Duplicate MCA origin aneurysm
d-MCA origin aneurysm was only identified in a 49-year man incidentally, who was admitted for vertigo [59]. No other cerebrovascular anomaly was reported. The saccular unruptured d-MCA origin aneurysm was microsurgically clipped. The postoperative course was uneventful and no neurological deficit was reported.
Illustrative case
A 59-year old man was admitted for sudden onset of headache 2 days before. He was a smoker and denied history of any chronic diseases. He was alert on admission. Physical examination was unremarkable except for neck rigidity. Head computed tomography (CT) revealed subarachnoid hemorrhage of modified Fisher grade 2 (Figure 3 A-B). Further CT angiography showed the A1 segments of the bilateral ACAs gave rise to their respective ac-MCAs (Figure 3 C). A saccular aneurysm was noted at the origin of the left ac-MCA (Figure 3 C-D). No other cerebrovascular anomaly was identified. After discussion between the neurosurgical and neuro-interventional members and sufficient negotiation with the patient’s legal relatives, endovascular coiling of the aneurysm was planned.

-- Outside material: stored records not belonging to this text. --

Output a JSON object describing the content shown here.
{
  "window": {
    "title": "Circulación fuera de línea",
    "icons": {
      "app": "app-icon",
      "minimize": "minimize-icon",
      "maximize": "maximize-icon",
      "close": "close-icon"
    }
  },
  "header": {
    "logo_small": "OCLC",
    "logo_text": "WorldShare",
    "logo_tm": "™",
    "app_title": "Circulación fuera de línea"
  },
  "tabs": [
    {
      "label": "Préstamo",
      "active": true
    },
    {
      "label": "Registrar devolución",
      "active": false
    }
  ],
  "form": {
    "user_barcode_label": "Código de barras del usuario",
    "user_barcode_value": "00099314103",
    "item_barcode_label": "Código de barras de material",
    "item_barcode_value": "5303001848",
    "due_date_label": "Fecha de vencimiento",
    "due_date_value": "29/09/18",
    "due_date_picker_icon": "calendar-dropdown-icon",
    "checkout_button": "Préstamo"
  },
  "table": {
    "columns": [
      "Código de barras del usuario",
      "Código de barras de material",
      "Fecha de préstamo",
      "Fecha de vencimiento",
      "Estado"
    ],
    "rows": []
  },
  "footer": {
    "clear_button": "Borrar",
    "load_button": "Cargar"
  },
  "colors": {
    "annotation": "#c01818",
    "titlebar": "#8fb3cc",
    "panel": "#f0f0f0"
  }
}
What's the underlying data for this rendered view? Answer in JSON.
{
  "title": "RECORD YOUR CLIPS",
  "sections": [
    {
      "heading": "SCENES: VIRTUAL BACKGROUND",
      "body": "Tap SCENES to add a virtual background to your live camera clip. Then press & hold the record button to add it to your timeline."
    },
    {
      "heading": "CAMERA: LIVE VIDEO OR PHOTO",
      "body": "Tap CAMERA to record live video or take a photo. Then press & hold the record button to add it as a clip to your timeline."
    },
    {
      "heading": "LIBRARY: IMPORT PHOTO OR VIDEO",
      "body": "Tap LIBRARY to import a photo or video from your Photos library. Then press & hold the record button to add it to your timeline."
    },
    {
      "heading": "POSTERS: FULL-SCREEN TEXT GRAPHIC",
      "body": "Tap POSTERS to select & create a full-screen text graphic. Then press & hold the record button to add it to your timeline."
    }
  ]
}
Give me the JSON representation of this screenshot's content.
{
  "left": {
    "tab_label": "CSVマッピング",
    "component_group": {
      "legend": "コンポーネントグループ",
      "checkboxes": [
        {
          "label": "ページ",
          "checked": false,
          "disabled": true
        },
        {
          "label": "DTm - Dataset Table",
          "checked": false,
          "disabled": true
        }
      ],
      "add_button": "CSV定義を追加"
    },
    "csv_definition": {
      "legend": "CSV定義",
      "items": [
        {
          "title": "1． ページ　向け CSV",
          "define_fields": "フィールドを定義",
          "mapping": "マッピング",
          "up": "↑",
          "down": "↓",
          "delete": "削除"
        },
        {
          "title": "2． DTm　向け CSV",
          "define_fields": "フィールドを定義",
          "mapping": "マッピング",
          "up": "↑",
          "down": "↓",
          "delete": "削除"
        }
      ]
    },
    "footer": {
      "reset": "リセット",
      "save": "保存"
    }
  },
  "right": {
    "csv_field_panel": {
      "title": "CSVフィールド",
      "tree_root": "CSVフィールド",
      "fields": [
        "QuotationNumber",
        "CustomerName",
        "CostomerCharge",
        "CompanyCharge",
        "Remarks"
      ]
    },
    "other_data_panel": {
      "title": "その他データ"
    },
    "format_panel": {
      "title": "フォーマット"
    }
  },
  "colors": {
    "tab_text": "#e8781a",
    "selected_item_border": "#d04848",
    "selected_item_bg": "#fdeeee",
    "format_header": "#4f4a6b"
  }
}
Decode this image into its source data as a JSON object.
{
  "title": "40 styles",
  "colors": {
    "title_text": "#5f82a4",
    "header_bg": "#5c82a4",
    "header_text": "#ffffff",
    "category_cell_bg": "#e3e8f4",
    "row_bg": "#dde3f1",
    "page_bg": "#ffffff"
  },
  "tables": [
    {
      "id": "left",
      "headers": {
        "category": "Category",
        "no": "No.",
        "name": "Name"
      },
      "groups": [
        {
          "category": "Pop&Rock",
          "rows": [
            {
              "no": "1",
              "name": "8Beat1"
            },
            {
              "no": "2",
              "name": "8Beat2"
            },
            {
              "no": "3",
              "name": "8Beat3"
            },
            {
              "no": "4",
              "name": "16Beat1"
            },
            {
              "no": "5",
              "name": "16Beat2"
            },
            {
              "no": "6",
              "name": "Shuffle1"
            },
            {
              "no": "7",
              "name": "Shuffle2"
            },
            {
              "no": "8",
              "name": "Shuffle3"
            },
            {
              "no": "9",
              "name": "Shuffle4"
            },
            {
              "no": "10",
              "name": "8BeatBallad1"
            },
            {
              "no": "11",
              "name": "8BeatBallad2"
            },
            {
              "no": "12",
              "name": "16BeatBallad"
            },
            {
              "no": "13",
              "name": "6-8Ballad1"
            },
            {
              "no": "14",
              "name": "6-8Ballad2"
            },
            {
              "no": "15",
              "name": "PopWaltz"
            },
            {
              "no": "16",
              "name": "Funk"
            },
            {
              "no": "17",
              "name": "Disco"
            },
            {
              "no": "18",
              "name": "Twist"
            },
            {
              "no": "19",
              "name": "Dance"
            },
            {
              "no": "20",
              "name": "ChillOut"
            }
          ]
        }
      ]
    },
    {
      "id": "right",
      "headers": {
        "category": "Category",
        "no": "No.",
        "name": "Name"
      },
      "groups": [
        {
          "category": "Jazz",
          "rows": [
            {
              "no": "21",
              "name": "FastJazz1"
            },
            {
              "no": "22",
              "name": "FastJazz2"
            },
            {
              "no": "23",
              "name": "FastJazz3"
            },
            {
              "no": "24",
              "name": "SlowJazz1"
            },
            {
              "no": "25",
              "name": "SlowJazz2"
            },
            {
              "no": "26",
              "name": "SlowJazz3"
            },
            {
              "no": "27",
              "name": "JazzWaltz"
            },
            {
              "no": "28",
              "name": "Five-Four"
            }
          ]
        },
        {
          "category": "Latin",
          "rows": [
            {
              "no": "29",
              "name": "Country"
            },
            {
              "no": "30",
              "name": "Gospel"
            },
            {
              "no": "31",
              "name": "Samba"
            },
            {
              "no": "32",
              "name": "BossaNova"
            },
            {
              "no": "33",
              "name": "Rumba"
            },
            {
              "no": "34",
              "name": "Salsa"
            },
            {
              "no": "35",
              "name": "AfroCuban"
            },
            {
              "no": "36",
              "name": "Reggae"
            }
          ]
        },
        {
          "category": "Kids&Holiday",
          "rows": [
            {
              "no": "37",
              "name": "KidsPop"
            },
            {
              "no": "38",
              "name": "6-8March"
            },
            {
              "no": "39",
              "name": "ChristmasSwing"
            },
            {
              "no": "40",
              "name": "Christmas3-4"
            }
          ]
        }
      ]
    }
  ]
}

Preprocedural digital subtraction angiography also confirmed the findings on CT angiography (Figure 4 A-B). An Echelon-10 (Medtronic, Irvine, CA) microcatheter was advanced into the left ACA directed by a 0.010-in guidewire. The tip of the microcatheter was introduced into the aneurysm. The aneurysm was satisfactorily coiled using 3 detachable coils with preservation of the distal ACA and ac-MCA (Figure 4 C-D). He experienced an uneventful postprocedural recovery and was discharged the next day without neurological deficit. Follow-up CT angiography 1 year later revealed no recurrence of the aneurysm.